Un grand cube subdivisés en quatre cubes, est planté sur la scène. Deux escaliers se croisent au fond. Tout au long de la pièce, les comédiens vont jouer dans chacun des quatre cubes. Gründgens, comédien qui excelle dans le rôle de Méphisto, se rallie au nazisme pour sauver sa carrière tandis que Erika et Klaus Mann, les enfants de Thomas Mann, ses anciens compagnons, choisissent la voie de l’exil au moment de la montée en puissance du pouvoir hitlérien. Chacun de leur côté, ils éprouveront la douleur de l’abandon l’un en se faisant le complice de la barbarie nazie, les deux autres en luttant contre la solitude de l’exil. A la fin de la guerre, rien ne sera comme avant.
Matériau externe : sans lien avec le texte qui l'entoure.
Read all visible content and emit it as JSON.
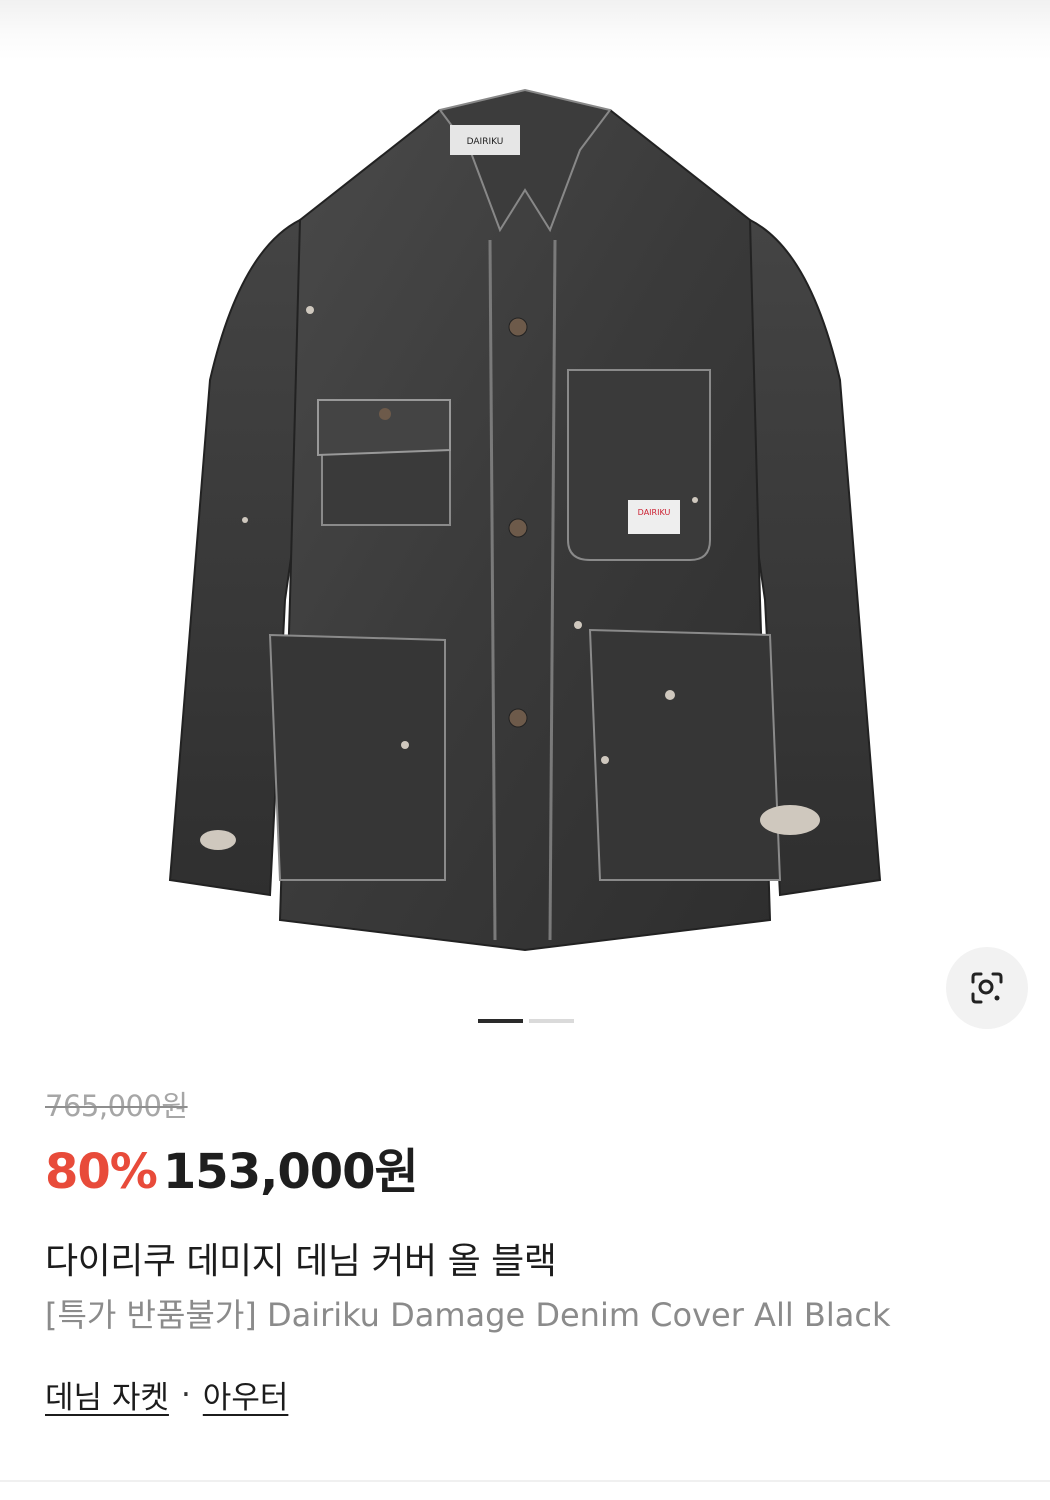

L’idée des cubes étaient bonne : l’idée de dédoubler les cubes était encore meilleure. L’idée de jouer toute la pièce en circonscrivant les scènes dans l’espace cubique était finalement, mon goût, trop réductrice des mouvements. Cette mise en scène (en espace, pour faire hype) m’a lassé pour finalement me détourner de l’histoire. Je n’ai pas retiré le plaisir que j’escomptais car il fallait sans cesse que je passe d’un cube à l’autre pour suivre les scènes qui s’enchaînaient. Le jeu des acteurs m’a paru bon mais j’ai retenu la prestation de Christophe Grégoire. Le bilan est mitigé au point que je n’ai applaudi que quelques instants. Il n’y eut aucun rappel, la salle était à moitié vide. C’est la dure condition du comédien qui doit jouer devant une salle à peine remplie à moitié.
Le dossier de presse …
Extraits du spectacle
Vous pourrez voir la mise en scène à la puissance cube.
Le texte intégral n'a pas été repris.